Hay además otro motivo que contribuye a dar importancia a la recomendación anterior. La historia del pensamiento científico y la experiencia actual de los países que más se destacan al respecto indican con claridad que los buenos resultados en investigación no se improvisan. La ciencia y la tecnología requieren para su desarrollo -es obvio- de un poderoso caudal de creatividad. Pero la creatividad no resulta fructífera si no puede insertarse en una tradición vigorosa, capaz de ir acotando y definiendo problemas, revisando experiencias pasadas, proponiendo nuevos derroteros para una labor que nunca se emprende ab initio, como si se desechara todo el pensamiento anterior. En esta especie de marco que brinda lo que podríamos llamar, con Kuhn, la "ciencia normal", los docentes poseen un papel que resulta decisivo. A ellos les cabe la tarea de ir fijando límites temáticos y criterios de exigencia mínima, así como una labor lenta y constructiva de revisión y actualización de lo que, en cada momento, se va acumulando en diversas especialidades.

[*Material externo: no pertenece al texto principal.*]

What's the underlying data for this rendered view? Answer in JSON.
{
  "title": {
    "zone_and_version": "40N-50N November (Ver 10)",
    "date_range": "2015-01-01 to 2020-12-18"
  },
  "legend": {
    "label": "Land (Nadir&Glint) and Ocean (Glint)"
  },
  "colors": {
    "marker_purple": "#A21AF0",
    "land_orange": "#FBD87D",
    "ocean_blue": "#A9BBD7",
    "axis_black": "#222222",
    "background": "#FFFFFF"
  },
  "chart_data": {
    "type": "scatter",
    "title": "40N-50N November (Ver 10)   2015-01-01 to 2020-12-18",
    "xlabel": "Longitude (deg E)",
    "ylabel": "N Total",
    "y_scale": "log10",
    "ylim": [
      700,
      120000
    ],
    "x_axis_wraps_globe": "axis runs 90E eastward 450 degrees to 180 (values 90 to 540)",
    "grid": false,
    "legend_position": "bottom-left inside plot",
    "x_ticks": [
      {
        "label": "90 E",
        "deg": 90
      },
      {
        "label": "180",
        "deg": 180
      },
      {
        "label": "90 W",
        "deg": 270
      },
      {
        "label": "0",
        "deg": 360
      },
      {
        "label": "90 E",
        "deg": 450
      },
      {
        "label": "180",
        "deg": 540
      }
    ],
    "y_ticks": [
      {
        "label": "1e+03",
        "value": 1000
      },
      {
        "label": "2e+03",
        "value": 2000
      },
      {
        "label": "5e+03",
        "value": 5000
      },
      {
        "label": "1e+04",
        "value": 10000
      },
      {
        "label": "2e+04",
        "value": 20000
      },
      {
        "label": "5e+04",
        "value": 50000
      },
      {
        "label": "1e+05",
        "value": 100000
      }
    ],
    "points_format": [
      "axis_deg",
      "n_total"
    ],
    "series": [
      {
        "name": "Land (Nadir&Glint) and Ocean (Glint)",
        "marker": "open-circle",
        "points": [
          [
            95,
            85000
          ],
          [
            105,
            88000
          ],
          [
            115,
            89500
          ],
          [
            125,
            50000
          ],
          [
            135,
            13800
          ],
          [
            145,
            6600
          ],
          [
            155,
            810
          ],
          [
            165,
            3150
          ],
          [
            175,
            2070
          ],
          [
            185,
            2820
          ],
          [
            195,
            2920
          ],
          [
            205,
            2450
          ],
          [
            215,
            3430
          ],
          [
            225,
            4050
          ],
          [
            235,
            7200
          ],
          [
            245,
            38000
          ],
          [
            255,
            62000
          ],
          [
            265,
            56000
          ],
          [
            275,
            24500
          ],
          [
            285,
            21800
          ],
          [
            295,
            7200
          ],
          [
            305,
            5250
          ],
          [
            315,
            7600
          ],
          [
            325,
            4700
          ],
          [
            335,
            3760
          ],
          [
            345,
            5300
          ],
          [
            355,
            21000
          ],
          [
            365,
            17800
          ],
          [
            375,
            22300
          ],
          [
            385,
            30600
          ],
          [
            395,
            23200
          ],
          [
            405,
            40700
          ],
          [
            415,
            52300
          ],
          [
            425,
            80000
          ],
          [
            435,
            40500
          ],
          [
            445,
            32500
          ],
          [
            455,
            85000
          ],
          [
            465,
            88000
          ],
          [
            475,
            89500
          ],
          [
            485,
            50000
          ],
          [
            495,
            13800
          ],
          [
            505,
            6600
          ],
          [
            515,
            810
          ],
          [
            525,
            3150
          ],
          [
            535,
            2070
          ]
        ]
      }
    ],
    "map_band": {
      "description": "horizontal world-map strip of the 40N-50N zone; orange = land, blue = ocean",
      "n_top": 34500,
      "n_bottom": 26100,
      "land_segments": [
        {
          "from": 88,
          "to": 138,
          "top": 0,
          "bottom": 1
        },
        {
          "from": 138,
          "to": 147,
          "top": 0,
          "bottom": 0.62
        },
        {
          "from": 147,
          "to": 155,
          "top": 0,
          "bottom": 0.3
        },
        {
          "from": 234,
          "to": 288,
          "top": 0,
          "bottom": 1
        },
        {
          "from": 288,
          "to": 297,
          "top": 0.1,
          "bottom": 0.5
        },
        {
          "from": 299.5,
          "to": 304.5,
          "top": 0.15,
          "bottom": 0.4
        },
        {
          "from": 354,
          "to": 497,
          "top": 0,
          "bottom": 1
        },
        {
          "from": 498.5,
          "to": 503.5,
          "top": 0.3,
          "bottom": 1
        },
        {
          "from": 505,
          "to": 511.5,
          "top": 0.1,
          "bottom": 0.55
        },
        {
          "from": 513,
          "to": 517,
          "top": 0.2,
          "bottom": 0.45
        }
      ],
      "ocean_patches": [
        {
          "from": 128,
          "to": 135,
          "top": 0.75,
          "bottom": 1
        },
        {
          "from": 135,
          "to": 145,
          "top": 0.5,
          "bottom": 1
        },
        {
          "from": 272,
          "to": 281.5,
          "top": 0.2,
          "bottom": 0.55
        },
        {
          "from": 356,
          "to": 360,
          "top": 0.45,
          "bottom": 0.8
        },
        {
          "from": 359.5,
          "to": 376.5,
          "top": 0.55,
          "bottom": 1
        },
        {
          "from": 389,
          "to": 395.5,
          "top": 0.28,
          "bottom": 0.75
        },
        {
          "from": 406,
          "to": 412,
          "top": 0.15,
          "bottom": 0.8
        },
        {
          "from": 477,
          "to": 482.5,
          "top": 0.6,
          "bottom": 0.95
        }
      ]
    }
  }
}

Es en la continuada labor académica donde se puede lograr que el estudiante comience el estudio de la metodología procediendo a revisar, de partida, un conjunto de realizaciones paradigmáticas. Donde se propongan no sólo ejemplos sino también áreas concretas de trabajo sobre las cuales, poco a poco, se vayan desarrollando diversas actividades de investigación. Y en este sentido conviene, ante todo, proceder gradualmente analizar con los cursantes diversos instrumentos y técnicas, recoger y procesar datos, en fin, comenzar por ejercitarlos en las tareas que normalmente ejecutan los ayudantes de investigación. Es en cambio contraproducente -y la experiencia así lo indica con claridad- tratar de sumergir a un grupo de estudiantes de pregrado en sutiles discusiones epistemológicas o forzarlos a preparar proyectos de investigación que difícilmente estén en condiciones siquiera de comprender. Con estos métodos de trabajo tan poco pedagógicos se obtienen, por lo general, resultados deplorables: el estudiante aprende la metodología memorizando definiciones y copiando lo que dicen los manuales, los proyectos elaborados carecen por completo de rigor, la epistemología se vuelve un absurdo catálogo de supuestos paradigmas que sólo sirve, a la postre, para complicar lo que ya de suyo es bastante complejo.
Por eso, para concluir, sólo nos cabe repetir lo que ya hemos dicho en ocasiones anteriores: sólo investigando se aprende a investigar, sólo en la práctica se comprende el verdadero sentido de los supuestos preceptos metodológicos y se alcanza a captar la rica variedad de casos que se presentan al investigador real. Creemos que, teniendo en cuenta estas reflexiones, es posible desarrollar una docencia más ágil y más fecunda, que ayude a nuestros estudiantes a producir los nuevos conocimientos que tan urgentemente se necesitan.